Even more recently, but further from home, the SCX Special Projects unit has created a highly complex crane automation system for an Aluminium Rolling Mill in Oman.
When finished the mill, owned by engineering and equipment manufacturer to the flat-rolled aluminium product industry, FATA Hunter, will process around half a million tonnes of rolled aluminium product a year.
Molten aluminium brought in from the adjacent smelting plant is processed into coils, which are then distributed around the plant by 12 cranes, provided by sister company Street Cranes, ranging from 7.5t to 80t standard working load.
The hoists, end carriages and control panels have already been shipped, the bridge steelwork has been sourced locally, and the final piece of the puzzle, SCX Special Projects’ complex automation system, is about to be sent out to the Middle East for installation.

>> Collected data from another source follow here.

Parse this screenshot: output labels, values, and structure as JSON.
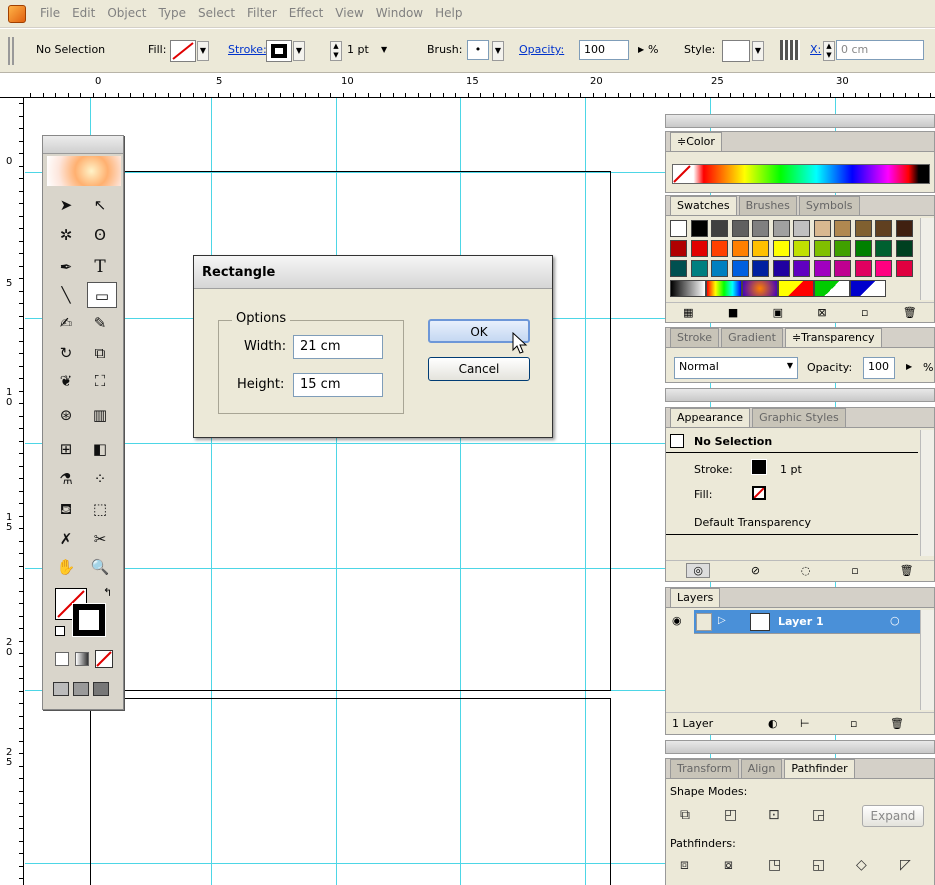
{
  "menubar": {
    "items": [
      "File",
      "Edit",
      "Object",
      "Type",
      "Select",
      "Filter",
      "Effect",
      "View",
      "Window",
      "Help"
    ]
  },
  "control_bar": {
    "selection_status": "No Selection",
    "fill_label": "Fill:",
    "stroke_label": "Stroke:",
    "stroke_weight": "1 pt",
    "brush_label": "Brush:",
    "brush_value": "•",
    "opacity_label": "Opacity:",
    "opacity_value": "100",
    "percent": "%",
    "style_label": "Style:",
    "x_label": "X:",
    "x_value": "0 cm"
  },
  "rulers": {
    "horizontal": [
      "0",
      "5",
      "10",
      "15",
      "20",
      "25",
      "30"
    ],
    "vertical": [
      "0",
      "5",
      "1\n0",
      "1\n5",
      "2\n0",
      "2\n5"
    ]
  },
  "dialog": {
    "title": "Rectangle",
    "options_label": "Options",
    "width_label": "Width:",
    "width_value": "21 cm",
    "height_label": "Height:",
    "height_value": "15 cm",
    "ok_label": "OK",
    "cancel_label": "Cancel"
  },
  "color_panel": {
    "tab": "≑Color"
  },
  "swatches_panel": {
    "tabs": [
      "Swatches",
      "Brushes",
      "Symbols"
    ],
    "colors": [
      [
        "#ffffff",
        "#000000",
        "#404040",
        "#606060",
        "#808080",
        "#a0a0a0",
        "#c0c0c0",
        "#d8b890",
        "#b08850",
        "#806030",
        "#604020",
        "#402010"
      ],
      [
        "#b00000",
        "#e00000",
        "#ff4000",
        "#ff8000",
        "#ffc000",
        "#ffff00",
        "#c0e000",
        "#80c000",
        "#40a000",
        "#008000",
        "#006030",
        "#004020"
      ],
      [
        "#005050",
        "#008080",
        "#0080c0",
        "#0060e0",
        "#0020a0",
        "#2000a0",
        "#6000c0",
        "#a000c0",
        "#c00090",
        "#e00060",
        "#ff0080",
        "#e00040"
      ]
    ]
  },
  "transparency_panel": {
    "tabs": [
      "Stroke",
      "Gradient",
      "≑Transparency"
    ],
    "blend_mode": "Normal",
    "opacity_label": "Opacity:",
    "opacity_value": "100",
    "percent": "%"
  },
  "appearance_panel": {
    "tabs": [
      "Appearance",
      "Graphic Styles"
    ],
    "title_row": "No Selection",
    "stroke_label": "Stroke:",
    "stroke_value": "1 pt",
    "fill_label": "Fill:",
    "transparency_row": "Default Transparency"
  },
  "layers_panel": {
    "tab": "Layers",
    "layer_name": "Layer 1",
    "footer_count": "1 Layer"
  },
  "pathfinder_panel": {
    "tabs": [
      "Transform",
      "Align",
      "Pathfinder"
    ],
    "shape_modes_label": "Shape Modes:",
    "expand_label": "Expand",
    "pathfinders_label": "Pathfinders:"
  }
}
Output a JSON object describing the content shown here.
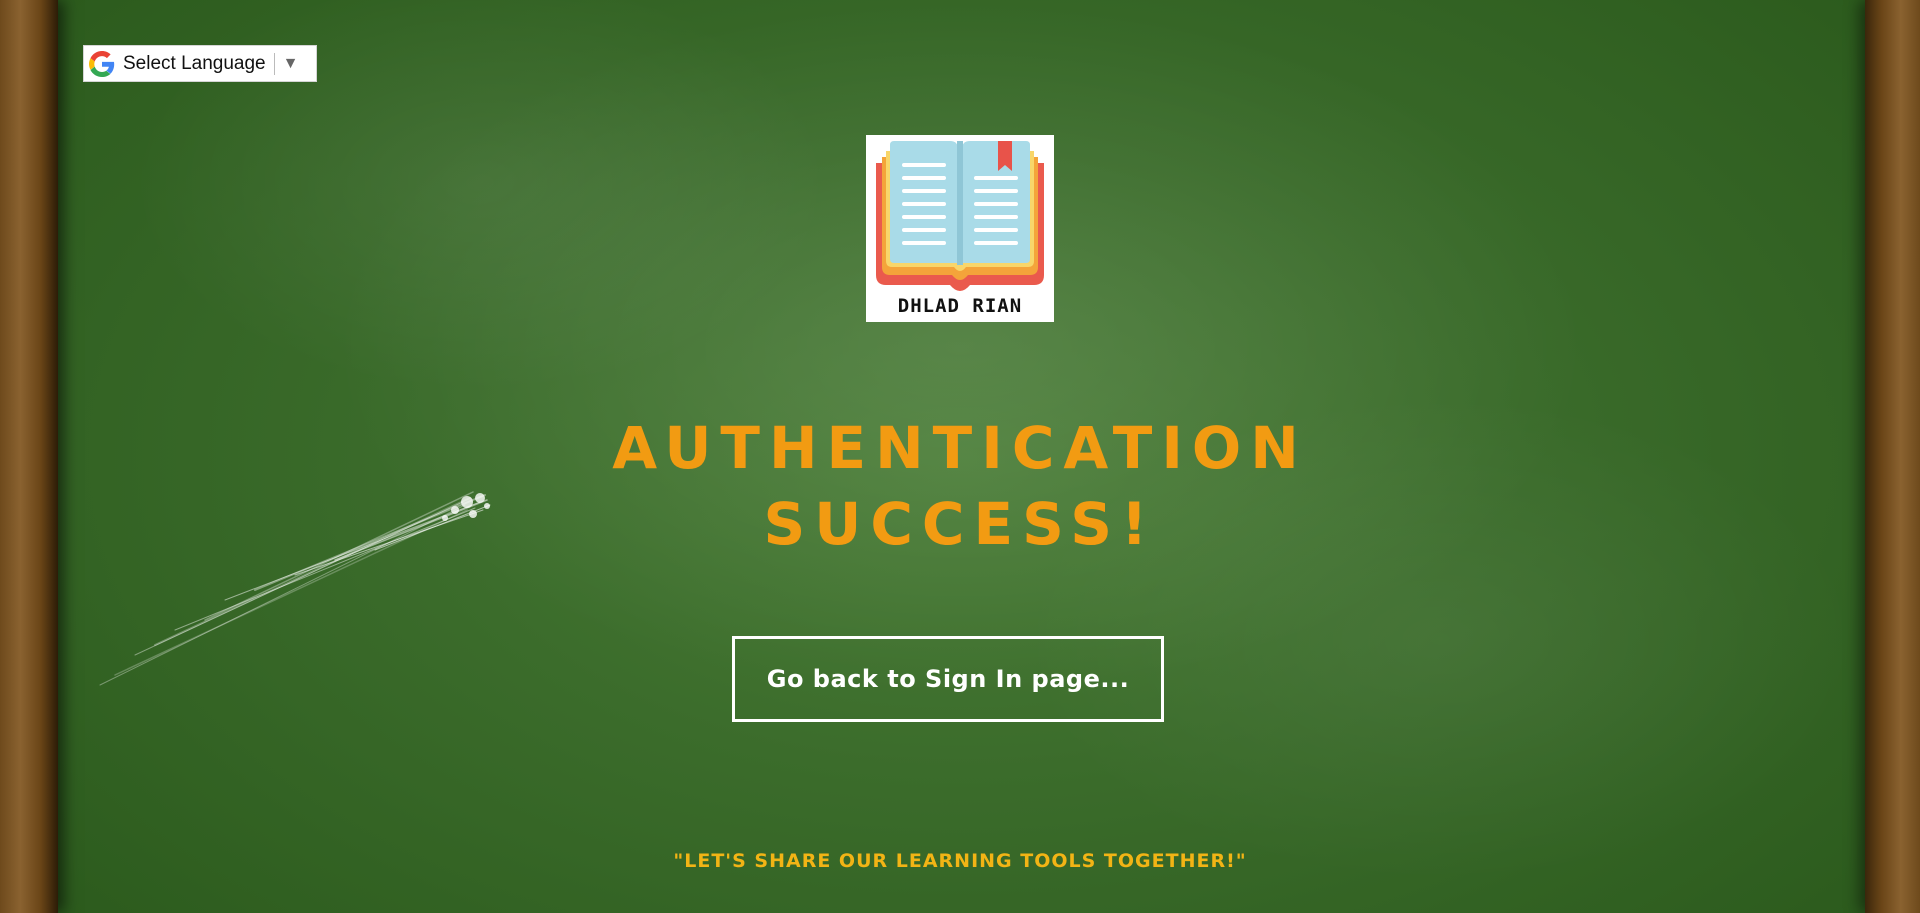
{
  "language_widget": {
    "label": "Select Language",
    "caret": "▼",
    "icon": "google-g-icon"
  },
  "logo": {
    "icon": "open-book-icon",
    "brand_text": "DHLAD RIAN"
  },
  "main": {
    "title_line1": "AUTHENTICATION",
    "title_line2": "SUCCESS!",
    "button_label": "Go back to Sign In page...",
    "tagline": "\"LET'S SHARE OUR LEARNING TOOLS TOGETHER!\""
  },
  "colors": {
    "board_green": "#3b6c2b",
    "title_orange": "#f29b12",
    "tagline_yellow": "#f2b415",
    "frame_wood": "#8a6230"
  }
}
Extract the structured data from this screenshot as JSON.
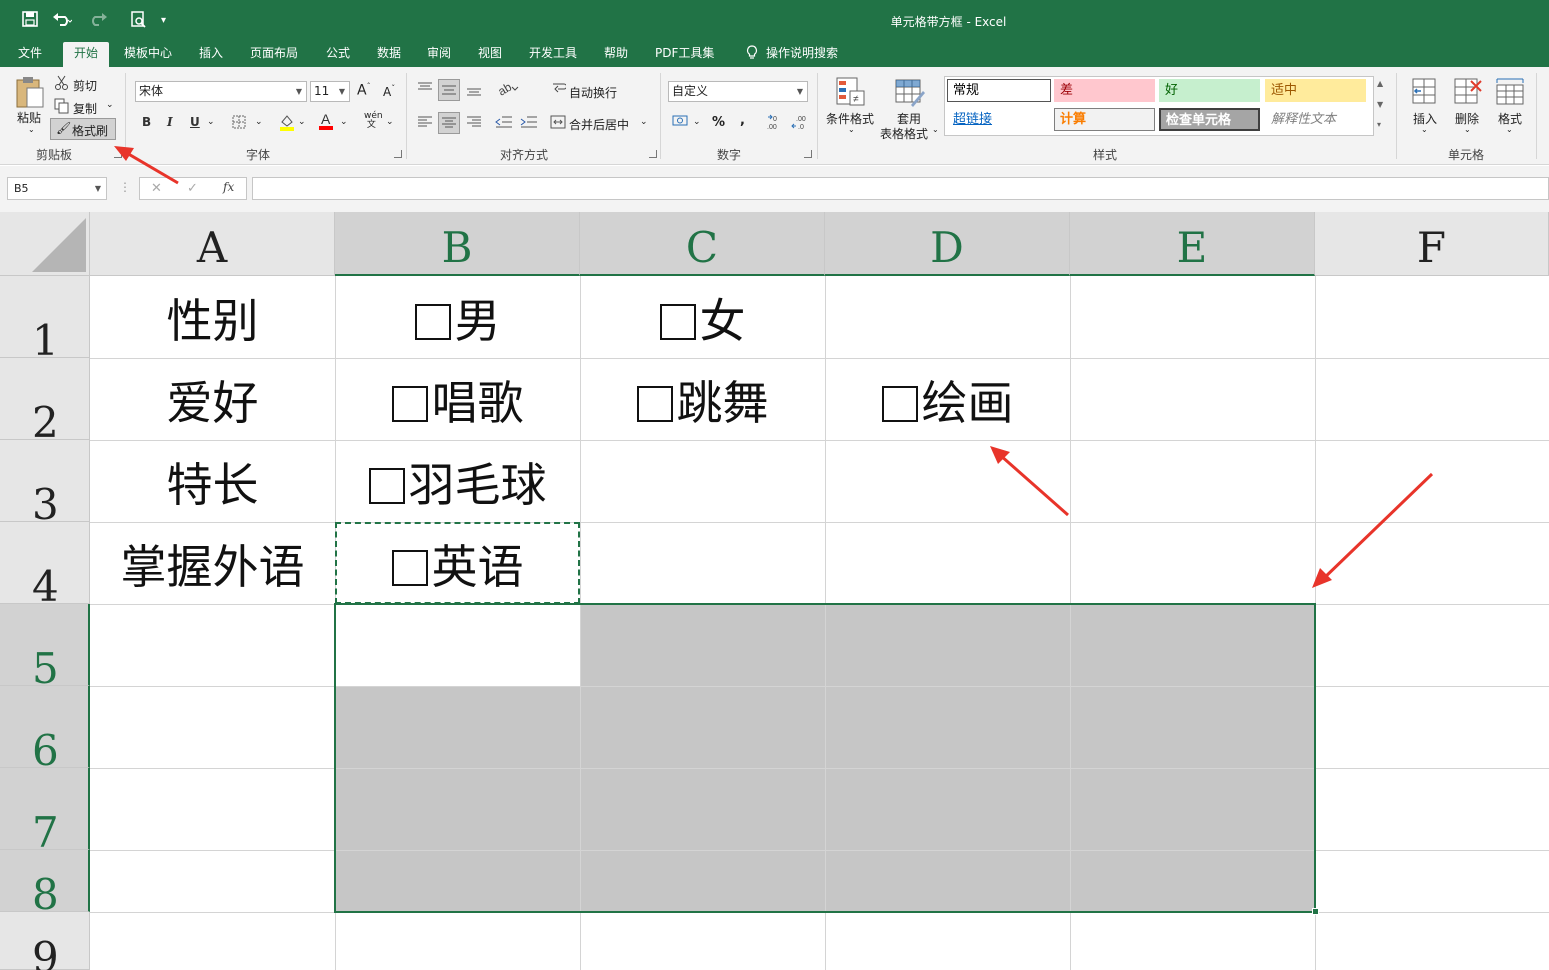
{
  "window": {
    "title": "单元格带方框 - Excel"
  },
  "menu_tabs": [
    "文件",
    "开始",
    "模板中心",
    "插入",
    "页面布局",
    "公式",
    "数据",
    "审阅",
    "视图",
    "开发工具",
    "帮助",
    "PDF工具集",
    "操作说明搜索"
  ],
  "active_tab": "开始",
  "ribbon": {
    "clipboard": {
      "paste": "粘贴",
      "cut": "剪切",
      "copy": "复制",
      "format_painter": "格式刷",
      "label": "剪贴板"
    },
    "font": {
      "name": "宋体",
      "size": "11",
      "bold": "B",
      "italic": "I",
      "underline": "U",
      "label": "字体"
    },
    "alignment": {
      "wrap": "自动换行",
      "merge": "合并后居中",
      "label": "对齐方式"
    },
    "number": {
      "format": "自定义",
      "percent": "%",
      "comma": ",",
      "label": "数字"
    },
    "styles": {
      "conditional": "条件格式",
      "table_line1": "套用",
      "table_line2": "表格格式",
      "cells": [
        {
          "name": "常规",
          "bg": "#ffffff",
          "fg": "#000000"
        },
        {
          "name": "差",
          "bg": "#ffc7ce",
          "fg": "#9c0006"
        },
        {
          "name": "好",
          "bg": "#c6efce",
          "fg": "#006100"
        },
        {
          "name": "适中",
          "bg": "#ffeb9c",
          "fg": "#9c5700"
        },
        {
          "name": "超链接",
          "bg": "#ffffff",
          "fg": "#0563c1"
        },
        {
          "name": "计算",
          "bg": "#f2f2f2",
          "fg": "#fa7d00"
        },
        {
          "name": "检查单元格",
          "bg": "#a5a5a5",
          "fg": "#ffffff"
        },
        {
          "name": "解释性文本",
          "bg": "#ffffff",
          "fg": "#7f7f7f"
        }
      ],
      "label": "样式"
    },
    "cells_group": {
      "insert": "插入",
      "delete": "删除",
      "format": "格式",
      "label": "单元格"
    }
  },
  "formula_bar": {
    "name_box": "B5",
    "fx": "fx",
    "cancel": "✕",
    "enter": "✓",
    "formula": ""
  },
  "sheet": {
    "columns": [
      "A",
      "B",
      "C",
      "D",
      "E",
      "F"
    ],
    "rows": [
      "1",
      "2",
      "3",
      "4",
      "5",
      "6",
      "7",
      "8",
      "9"
    ],
    "cells": {
      "A1": "性别",
      "B1": "男",
      "C1": "女",
      "A2": "爱好",
      "B2": "唱歌",
      "C2": "跳舞",
      "D2": "绘画",
      "A3": "特长",
      "B3": "羽毛球",
      "A4": "掌握外语",
      "B4": "英语"
    },
    "checkbox_glyph": "☐",
    "selection": "B5:E8",
    "copy_marquee": "B4",
    "accent": "#217346",
    "selection_fill": "#c6c6c6"
  },
  "annotations": {
    "arrow_color": "#e8342a"
  }
}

SCX Special Projects are automating two of the plant’s 25t cranes that will take hot aluminium coils into and out of storage, as well as between a variety of different process lines.
SCX’s complex Crane Management System (CMS) can record information on type, date/time of any movement and which onward processes are required for each and every aluminium roll.
Biggin says: "Two 25t cranes that remove the rolls off the cold mill, and they are pulled of the cold mill and then they are taken to various other applications.
"You’ve got some annealing furnaces you’ve got some tension leveling, you’ve got a slitting line and various coils come off and depending on how thick they are and what the finished product will be they go into various process lines within that area and the cranes automatically get a command from whatever machine requires them. The crane will then deliver that coil to the correct machine.
"When it’s completed the process in that machine, the machine will send a command to the cranes so that they know to pick up the aluminium coil and put it in store, or take it to another machine for processing and the crane will do that.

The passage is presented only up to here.